TORONTO – The Canadian dollar closed higher Friday amid further indications that European leaders are finally getting a grip on the region’s sovereign debt crisis.
The loonie gained 0.51 of a cent to 99.56 cents US as the loonie and other riskier assets such as commodities continued to find lift after German Chancellor Angela Merkel and French President Francois Hollande released a joint statement saying they will do anything they can to stop the 17 countries that use the euro from breaking up. They didn’t offer details.
Markets had rallied Thursday after the European Central Bank president pledged to do whatever it takes to save the euro currency union. Mario Draghi suggested that the central bank could intervene in markets to lower the borrowing rates of financially weak countries like Spain.
Traders also took in data showing U.S. economic growth for the second quarter came in just about where economists expected.
The U.S. Commerce Department reported that the economy grew at an annual rate of just 1.5 per cent from April through June, which was the slowest growth in a year.
It also says the economy grew a little better than previously thought in the January to March quarter. It raised its estimate to a two per cent rate, up from 1.9 per cent.
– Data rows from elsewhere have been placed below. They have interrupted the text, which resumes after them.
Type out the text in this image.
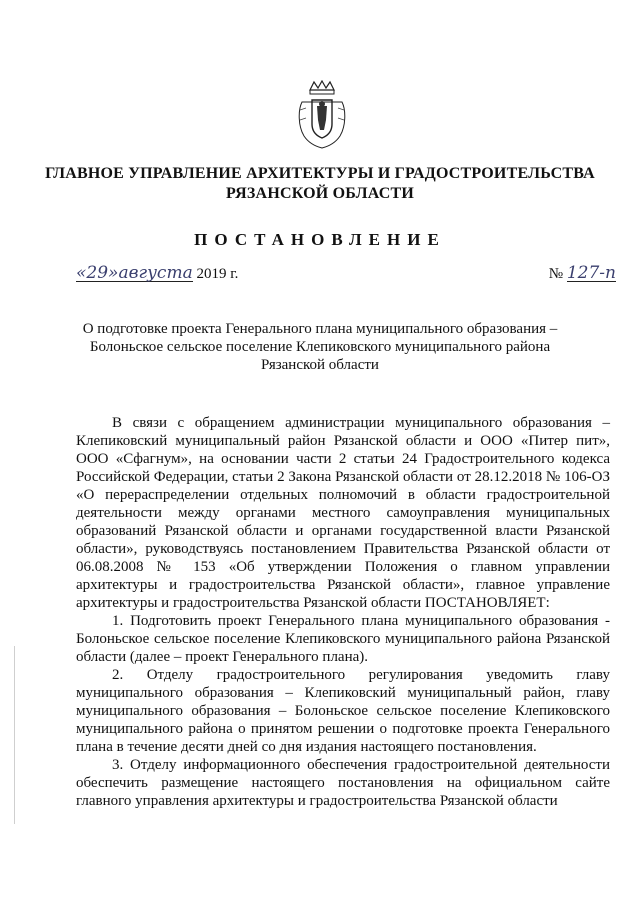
ГЛАВНОЕ УПРАВЛЕНИЕ АРХИТЕКТУРЫ И ГРАДОСТРОИТЕЛЬСТВА
РЯЗАНСКОЙ ОБЛАСТИ
ПОСТАНОВЛЕНИЕ
«29»августа 2019 г.	№ 127-п
О подготовке проекта Генерального плана муниципального образования –
Болоньское сельское поселение Клепиковского муниципального района
Рязанской области

В связи с обращением администрации муниципального образования – Клепиковский муниципальный район Рязанской области и ООО «Питер пит», ООО «Сфагнум», на основании части 2 статьи 24 Градостроительного кодекса Российской Федерации, статьи 2 Закона Рязанской области от 28.12.2018 № 106-ОЗ «О перераспределении отдельных полномочий в области градостроительной деятельности между органами местного самоуправления муниципальных образований Рязанской области и органами государственной власти Рязанской области», руководствуясь постановлением Правительства Рязанской области от 06.08.2008 № 153 «Об утверждении Положения о главном управлении архитектуры и градостроительства Рязанской области», главное управление архитектуры и градостроительства Рязанской области ПОСТАНОВЛЯЕТ:

1. Подготовить проект Генерального плана муниципального образования - Болоньское сельское поселение Клепиковского муниципального района Рязанской области (далее – проект Генерального плана).

2. Отделу градостроительного регулирования уведомить главу муниципального образования – Клепиковский муниципальный район, главу муниципального образования – Болоньское сельское поселение Клепиковского муниципального района о принятом решении о подготовке проекта Генерального плана в течение десяти дней со дня издания настоящего постановления.

3. Отделу информационного обеспечения градостроительной деятельности обеспечить размещение настоящего постановления на официальном сайте главного управления архитектуры и градостроительства Рязанской области
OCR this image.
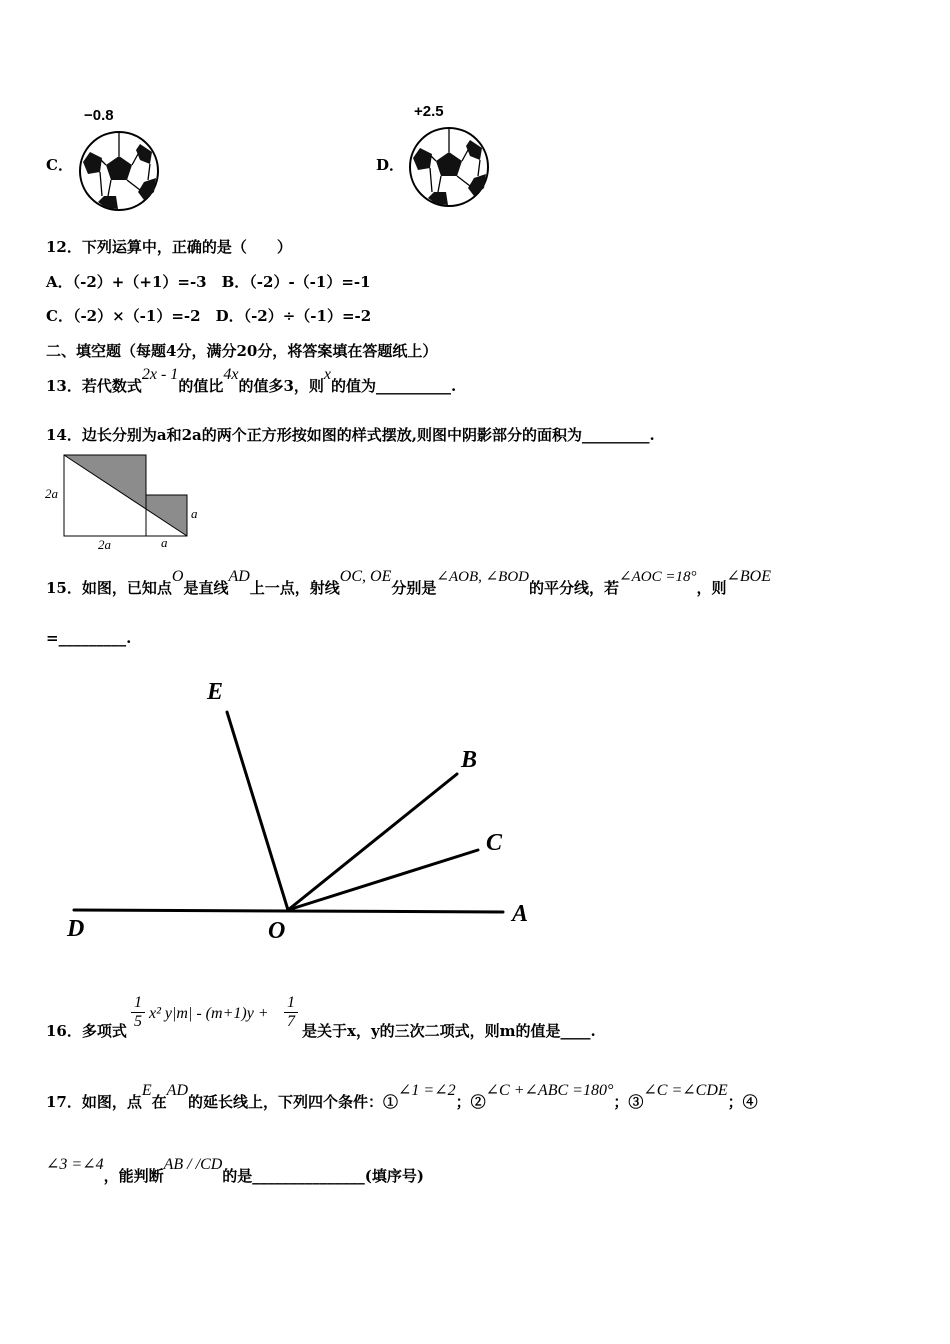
C．
−0.8
D．
+2.5
12．下列运算中，正确的是（　　）
A．（-2）+（+1）=-3　B．（-2）-（-1）=-1
C．（-2）×（-1）=-2　D．（-2）÷（-1）=-2
二、填空题（每题4分，满分20分，将答案填在答题纸上）
13．若代数式2x - 1的值比4x的值多3，则x的值为__________.
14．边长分别为a和2a的两个正方形按如图的样式摆放,则图中阴影部分的面积为_________.
2a
a
2a	a
15．如图，已知点O是直线AD上一点，射线OC, OE分别是∠AOB, ∠BOD的平分线，若∠AOC =18°，则∠BOE
=_________.
E
B
C
A
D	O
16．多项式 $\frac{1}{5} x^2$ $y|m| - (m+1)y + \frac{1}{7}$ 是关于x，y的三次二项式，则m的值是____.
17．如图，点E在AD的延长线上，下列四个条件：①∠1 =∠2；②∠C +∠ABC =180°；③∠C =∠CDE；④
∠3 =∠4，能判断AB / /CD的是_______________(填序号)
Markets have been depressed in recent weeks as the focus of the European government debt crisis moved to Spain. Traders skeptical over the government’s ability to manage high debt levels have driven up bond yields past the seven per cent level, which is considered unsustainable in the long run.
Draghi suggested that the ECB considers it part of its job to keep government borrowing rates at normal levels. It could do so by buying government bonds, which has the effect of lowering their yield, or interest rate.
Commodity prices advanced with the September crude contract on the New York Mercantile Exchange ahead 74 cents to US$90.13 a barrel.
September copper ran ahead three cents to US$3.43 a pound while August gold gained $2.90 to US$1,618 an ounce.